Alloys with deposited nanoparticles on the surface have an advantage over alloys coated with a thin layer of unstructured oxide. The preparation of metal oxide structures is effectively carried out under the action of an electric current in a medium of hydrophobic and hydrophilic ionic liquids (ILs). ILs have an optimal electrical conductivity (if necessary, it can be changed by adding water or inorganic salts) and are "green" solvents. These properties ensure their potential application in the synthesis and deposition of nanoparticles. Nanostructures not only exhibit catalytic properties, but also contribute to the corrosion resistance of various alloys.

The surface properties of the alloy Co₇₅Si₁₅Fe₅Cr_4.5Al_0.5 with a modified oxide layer containing nanostructures were compared with the properties of the “natural” oxide coating. Comparison was also made with the properties of an oxide-free surface.

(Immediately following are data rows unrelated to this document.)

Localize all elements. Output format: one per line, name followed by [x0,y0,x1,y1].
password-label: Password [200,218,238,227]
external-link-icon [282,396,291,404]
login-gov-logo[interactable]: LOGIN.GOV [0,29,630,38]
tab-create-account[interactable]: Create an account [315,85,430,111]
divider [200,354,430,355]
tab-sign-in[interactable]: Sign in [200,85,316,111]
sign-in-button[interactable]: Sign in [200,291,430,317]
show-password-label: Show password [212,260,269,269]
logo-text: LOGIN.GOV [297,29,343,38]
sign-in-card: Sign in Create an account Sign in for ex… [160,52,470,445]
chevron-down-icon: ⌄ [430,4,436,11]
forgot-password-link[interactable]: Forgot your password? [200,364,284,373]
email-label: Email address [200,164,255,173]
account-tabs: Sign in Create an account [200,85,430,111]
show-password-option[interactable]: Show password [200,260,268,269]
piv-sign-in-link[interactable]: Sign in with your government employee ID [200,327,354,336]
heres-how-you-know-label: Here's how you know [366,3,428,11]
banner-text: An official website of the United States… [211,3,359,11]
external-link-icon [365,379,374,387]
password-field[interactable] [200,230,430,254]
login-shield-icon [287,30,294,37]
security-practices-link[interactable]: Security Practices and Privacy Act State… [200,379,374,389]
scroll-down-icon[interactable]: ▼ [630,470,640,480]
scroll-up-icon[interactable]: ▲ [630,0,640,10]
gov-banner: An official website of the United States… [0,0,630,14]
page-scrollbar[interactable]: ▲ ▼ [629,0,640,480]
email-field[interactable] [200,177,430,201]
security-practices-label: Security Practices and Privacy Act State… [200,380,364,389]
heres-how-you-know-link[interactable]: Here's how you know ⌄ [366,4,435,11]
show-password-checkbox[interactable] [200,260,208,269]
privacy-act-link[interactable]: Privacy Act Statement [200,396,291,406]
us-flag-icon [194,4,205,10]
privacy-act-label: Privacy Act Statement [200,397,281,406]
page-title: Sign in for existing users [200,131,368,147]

The corrosion behavior of an alloy modified with nanostructures compared to the unmodified sample was studied using potentiodynamic polarization measurements. Changes in the surface morphology after pretreatment were determined using scanning electron microscopy (SEM) and energy dispersive analysis (EDS). The crystallization temperature of the alloy is 529 ºС according to data obtained by differential scanning calorimetry (DSC).

Different conditions of preliminary exposure of the initial amorphous cobalt alloy Co₇₅Si₁₅Fe₅Cr_4.5Al_0.5 in a hydrophobic ionic liquid 1-butyl-3-methylimidazolium bis(trifluoromethylsulfonyl)imide makes it possible to increase the corrosion resistance of the alloy due to a change in the surface morphology.

In the formation of nanostructures, the conditions for their production play a special role: the value of the current density, the time of exposure, the composition of the electrolyte — a pure hydrophobic ionic liquid, or the ionic liquid with additives of inorganic salts.

The resistance of the alloy to corrosion can be increased due to the formation of a nanostructured oxide layer (nanocells) on the surface (Shown in Fig.).

The best anti-corrosion protection in a chloride solution (Ringer's solution) is provided by alloys coated with nanostructured oxide during preliminary anodic oxidation in IL - BmimNTf₂. In the case of a surface represented by a nanocellular structure, the best stability was found when nanostructures were obtained by anodic oxidation in a Li₂CO₃ salt solution with a concentration of 0.02 M in Bmim NTf₂ IL. The size of the nanocells did not affect the result, showing the same resistance to corrosion for cells with a diameter of 100 nm and 150 nm.

Figure. Voltammograms observed for different electrode surfaces in ionic liquid BmimNTf₂.